Just some food for thought bro! Puleez don't taze me man!


Brian, I do think there are some clear truths in the bible and I agree with Donny that the purpose of studying the bible should not be to redact it for comfort's sake. But I agree that cherry-picking is prevalent throughout the Church. Fundamentalism is not apostolic but a 19th Century innovation and the original fundamentalist texts were specifically written to highlight certain passages, by implication reducing the importance of others. I think that's normal, fair and presumably well-intended but orthodoxy is not the same as originalism, the former involving a contemporary community agreement on what the bible means and the latter being, I think, impossible in this world and at this time.

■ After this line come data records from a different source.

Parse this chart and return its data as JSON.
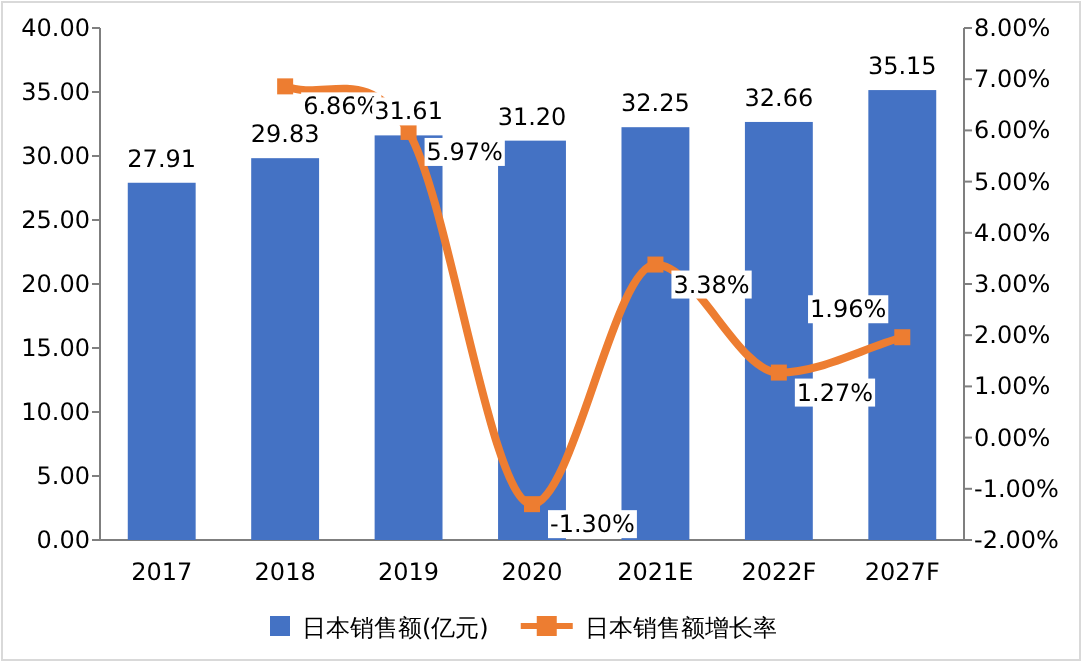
{
  "chart_data": {
    "type": "bar",
    "categories": [
      "2017",
      "2018",
      "2019",
      "2020",
      "2021E",
      "2022F",
      "2027F"
    ],
    "series": [
      {
        "name": "日本销售额(亿元)",
        "color": "#4472c4",
        "values": [
          27.91,
          29.83,
          31.61,
          31.2,
          32.25,
          32.66,
          35.15
        ],
        "value_labels": [
          "27.91",
          "29.83",
          "31.61",
          "31.20",
          "32.25",
          "32.66",
          "35.15"
        ]
      },
      {
        "name": "日本销售额增长率",
        "type": "line",
        "axis": "y2",
        "color": "#ed7d31",
        "marker": "square",
        "values": [
          null,
          6.86,
          5.97,
          -1.3,
          3.38,
          1.27,
          1.96
        ],
        "value_labels": [
          null,
          "6.86%",
          "5.97%",
          "-1.30%",
          "3.38%",
          "1.27%",
          "1.96%"
        ]
      }
    ],
    "ylim": [
      0,
      40
    ],
    "yticks": [
      {
        "value": 0,
        "label": "0.00"
      },
      {
        "value": 5,
        "label": "5.00"
      },
      {
        "value": 10,
        "label": "10.00"
      },
      {
        "value": 15,
        "label": "15.00"
      },
      {
        "value": 20,
        "label": "20.00"
      },
      {
        "value": 25,
        "label": "25.00"
      },
      {
        "value": 30,
        "label": "30.00"
      },
      {
        "value": 35,
        "label": "35.00"
      },
      {
        "value": 40,
        "label": "40.00"
      }
    ],
    "y2lim": [
      -2,
      8
    ],
    "y2ticks": [
      {
        "value": -2,
        "label": "-2.00%"
      },
      {
        "value": -1,
        "label": "-1.00%"
      },
      {
        "value": 0,
        "label": "0.00%"
      },
      {
        "value": 1,
        "label": "1.00%"
      },
      {
        "value": 2,
        "label": "2.00%"
      },
      {
        "value": 3,
        "label": "3.00%"
      },
      {
        "value": 4,
        "label": "4.00%"
      },
      {
        "value": 5,
        "label": "5.00%"
      },
      {
        "value": 6,
        "label": "6.00%"
      },
      {
        "value": 7,
        "label": "7.00%"
      },
      {
        "value": 8,
        "label": "8.00%"
      }
    ],
    "legend": "bottom"
  }
}
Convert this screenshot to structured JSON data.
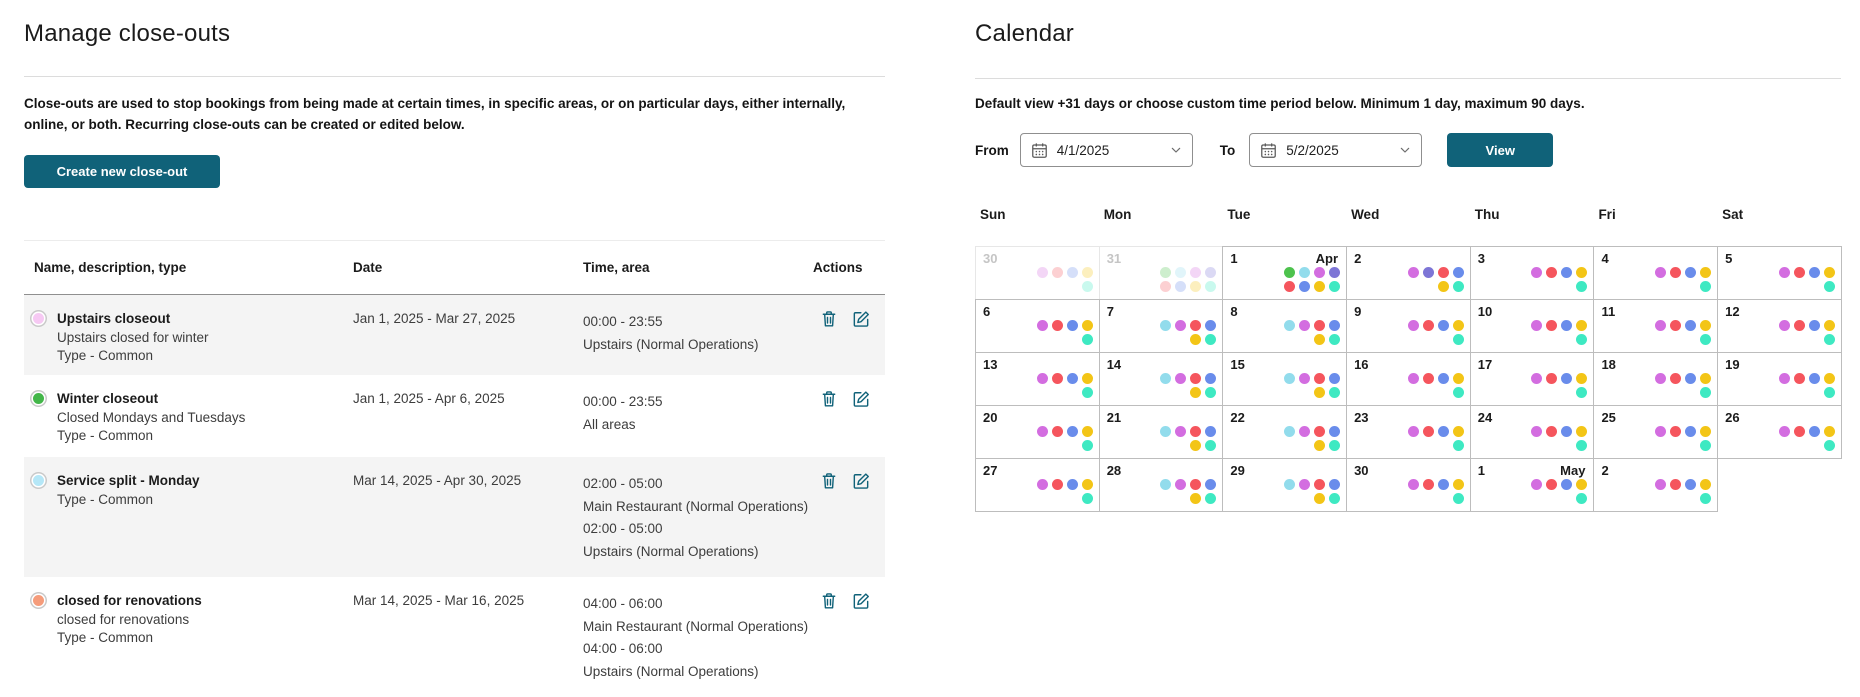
{
  "colors": {
    "accent_teal": "#106279",
    "row_stripe_gray": "#f4f4f4"
  },
  "left_panel": {
    "title": "Manage close-outs",
    "description": "Close-outs are used to stop bookings from being made at certain times, in specific areas, or on particular days, either internally, online, or both. Recurring close-outs can be created or edited below.",
    "create_button_label": "Create new close-out",
    "table": {
      "headers": [
        "Name, description, type",
        "Date",
        "Time, area",
        "Actions"
      ],
      "rows": [
        {
          "swatch_color": "#f6c9f3",
          "name": "Upstairs closeout",
          "description": "Upstairs closed for winter",
          "type": "Type - Common",
          "date": "Jan 1, 2025 - Mar 27, 2025",
          "times": [
            "00:00 - 23:55",
            "Upstairs (Normal Operations)"
          ]
        },
        {
          "swatch_color": "#43b649",
          "name": "Winter closeout",
          "description": "Closed Mondays and Tuesdays",
          "type": "Type - Common",
          "date": "Jan 1, 2025 - Apr 6, 2025",
          "times": [
            "00:00 - 23:55",
            "All areas"
          ]
        },
        {
          "swatch_color": "#b5e7f7",
          "name": "Service split - Monday",
          "description": "",
          "type": "Type - Common",
          "date": "Mar 14, 2025 - Apr 30, 2025",
          "times": [
            "02:00 - 05:00",
            "Main Restaurant (Normal Operations)",
            "02:00 - 05:00",
            "Upstairs (Normal Operations)"
          ]
        },
        {
          "swatch_color": "#f59c7b",
          "name": "closed for renovations",
          "description": "closed for renovations",
          "type": "Type - Common",
          "date": "Mar 14, 2025 - Mar 16, 2025",
          "times": [
            "04:00 - 06:00",
            "Main Restaurant (Normal Operations)",
            "04:00 - 06:00",
            "Upstairs (Normal Operations)"
          ]
        }
      ],
      "action_icons": [
        "delete",
        "edit"
      ]
    }
  },
  "calendar_panel": {
    "title": "Calendar",
    "description": "Default view +31 days or choose custom time period below. Minimum 1 day, maximum 90 days.",
    "from_label": "From",
    "from_value": "4/1/2025",
    "to_label": "To",
    "to_value": "5/2/2025",
    "view_button_label": "View",
    "weekdays": [
      "Sun",
      "Mon",
      "Tue",
      "Wed",
      "Thu",
      "Fri",
      "Sat"
    ],
    "dot_colors": {
      "green": "#4dc24d",
      "cyan": "#92dcec",
      "magenta": "#d36de0",
      "purple": "#7d75d6",
      "red": "#f5555d",
      "blue": "#698ceb",
      "yellow": "#f3c516",
      "teal": "#3ee9c2"
    },
    "weeks": [
      [
        {
          "day": "30",
          "faded": true,
          "dots": [
            [
              "magenta",
              "red",
              "blue",
              "yellow"
            ],
            [
              "teal"
            ]
          ]
        },
        {
          "day": "31",
          "faded": true,
          "dots": [
            [
              "green",
              "cyan",
              "magenta",
              "purple"
            ],
            [
              "red",
              "blue",
              "yellow",
              "teal"
            ]
          ]
        },
        {
          "day": "1",
          "month": "Apr",
          "dots": [
            [
              "green",
              "cyan",
              "magenta",
              "purple"
            ],
            [
              "red",
              "blue",
              "yellow",
              "teal"
            ]
          ]
        },
        {
          "day": "2",
          "dots": [
            [
              "magenta",
              "purple",
              "red",
              "blue"
            ],
            [
              "yellow",
              "teal"
            ]
          ]
        },
        {
          "day": "3",
          "dots": [
            [
              "magenta",
              "red",
              "blue",
              "yellow"
            ],
            [
              "teal"
            ]
          ]
        },
        {
          "day": "4",
          "dots": [
            [
              "magenta",
              "red",
              "blue",
              "yellow"
            ],
            [
              "teal"
            ]
          ]
        },
        {
          "day": "5",
          "dots": [
            [
              "magenta",
              "red",
              "blue",
              "yellow"
            ],
            [
              "teal"
            ]
          ]
        }
      ],
      [
        {
          "day": "6",
          "dots": [
            [
              "magenta",
              "red",
              "blue",
              "yellow"
            ],
            [
              "teal"
            ]
          ]
        },
        {
          "day": "7",
          "dots": [
            [
              "cyan",
              "magenta",
              "red",
              "blue"
            ],
            [
              "yellow",
              "teal"
            ]
          ]
        },
        {
          "day": "8",
          "dots": [
            [
              "cyan",
              "magenta",
              "red",
              "blue"
            ],
            [
              "yellow",
              "teal"
            ]
          ]
        },
        {
          "day": "9",
          "dots": [
            [
              "magenta",
              "red",
              "blue",
              "yellow"
            ],
            [
              "teal"
            ]
          ]
        },
        {
          "day": "10",
          "dots": [
            [
              "magenta",
              "red",
              "blue",
              "yellow"
            ],
            [
              "teal"
            ]
          ]
        },
        {
          "day": "11",
          "dots": [
            [
              "magenta",
              "red",
              "blue",
              "yellow"
            ],
            [
              "teal"
            ]
          ]
        },
        {
          "day": "12",
          "dots": [
            [
              "magenta",
              "red",
              "blue",
              "yellow"
            ],
            [
              "teal"
            ]
          ]
        }
      ],
      [
        {
          "day": "13",
          "dots": [
            [
              "magenta",
              "red",
              "blue",
              "yellow"
            ],
            [
              "teal"
            ]
          ]
        },
        {
          "day": "14",
          "dots": [
            [
              "cyan",
              "magenta",
              "red",
              "blue"
            ],
            [
              "yellow",
              "teal"
            ]
          ]
        },
        {
          "day": "15",
          "dots": [
            [
              "cyan",
              "magenta",
              "red",
              "blue"
            ],
            [
              "yellow",
              "teal"
            ]
          ]
        },
        {
          "day": "16",
          "dots": [
            [
              "magenta",
              "red",
              "blue",
              "yellow"
            ],
            [
              "teal"
            ]
          ]
        },
        {
          "day": "17",
          "dots": [
            [
              "magenta",
              "red",
              "blue",
              "yellow"
            ],
            [
              "teal"
            ]
          ]
        },
        {
          "day": "18",
          "dots": [
            [
              "magenta",
              "red",
              "blue",
              "yellow"
            ],
            [
              "teal"
            ]
          ]
        },
        {
          "day": "19",
          "dots": [
            [
              "magenta",
              "red",
              "blue",
              "yellow"
            ],
            [
              "teal"
            ]
          ]
        }
      ],
      [
        {
          "day": "20",
          "dots": [
            [
              "magenta",
              "red",
              "blue",
              "yellow"
            ],
            [
              "teal"
            ]
          ]
        },
        {
          "day": "21",
          "dots": [
            [
              "cyan",
              "magenta",
              "red",
              "blue"
            ],
            [
              "yellow",
              "teal"
            ]
          ]
        },
        {
          "day": "22",
          "dots": [
            [
              "cyan",
              "magenta",
              "red",
              "blue"
            ],
            [
              "yellow",
              "teal"
            ]
          ]
        },
        {
          "day": "23",
          "dots": [
            [
              "magenta",
              "red",
              "blue",
              "yellow"
            ],
            [
              "teal"
            ]
          ]
        },
        {
          "day": "24",
          "dots": [
            [
              "magenta",
              "red",
              "blue",
              "yellow"
            ],
            [
              "teal"
            ]
          ]
        },
        {
          "day": "25",
          "dots": [
            [
              "magenta",
              "red",
              "blue",
              "yellow"
            ],
            [
              "teal"
            ]
          ]
        },
        {
          "day": "26",
          "dots": [
            [
              "magenta",
              "red",
              "blue",
              "yellow"
            ],
            [
              "teal"
            ]
          ]
        }
      ],
      [
        {
          "day": "27",
          "dots": [
            [
              "magenta",
              "red",
              "blue",
              "yellow"
            ],
            [
              "teal"
            ]
          ]
        },
        {
          "day": "28",
          "dots": [
            [
              "cyan",
              "magenta",
              "red",
              "blue"
            ],
            [
              "yellow",
              "teal"
            ]
          ]
        },
        {
          "day": "29",
          "dots": [
            [
              "cyan",
              "magenta",
              "red",
              "blue"
            ],
            [
              "yellow",
              "teal"
            ]
          ]
        },
        {
          "day": "30",
          "dots": [
            [
              "magenta",
              "red",
              "blue",
              "yellow"
            ],
            [
              "teal"
            ]
          ]
        },
        {
          "day": "1",
          "month": "May",
          "dots": [
            [
              "magenta",
              "red",
              "blue",
              "yellow"
            ],
            [
              "teal"
            ]
          ]
        },
        {
          "day": "2",
          "dots": [
            [
              "magenta",
              "red",
              "blue",
              "yellow"
            ],
            [
              "teal"
            ]
          ]
        },
        null
      ]
    ]
  }
}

The duty I accept is to be a serious student the word and to change myself to fit the scripture, not to change the scripture to suit me.

Doug,
I think if we interpret the scriptures via the Holy Spirit of Love (i.e., Love your brother/neighbor/blogger/political adversary as yourself; and love the Lord, your God with all your heart, soul, and mind!) , we're actually more likely to be moral. After all Jesus said that love meets the requirements of the law.
Love is the clearest truth of all.
Seeing myself in others, even adversaries, isn't a relative thing. Actually, it's quite difficult for my shallow little ego.
Come to think of it, my ego seems like a hell of a phenomena to me.

If your following statement isn't copy-written, I'd like to use it in the future:

"We also have contention among the apostles after the Pentecost over which laws gentile Christians would and would not have to follow. The Pentecost has already occurred, but not all things are known to the apostles; and they are not of one mind.
They reach a conclusion by compromise. We are their inheritors and we did not have Jesus walk with us in person as a teacher so, yes, I conclude from that that even taking the bible literally, we should expect to be uncertain and to find disagreement, even when we all follow Him faithfully."

Brian, I have no copywrites. It could be plagiarized from someone who does.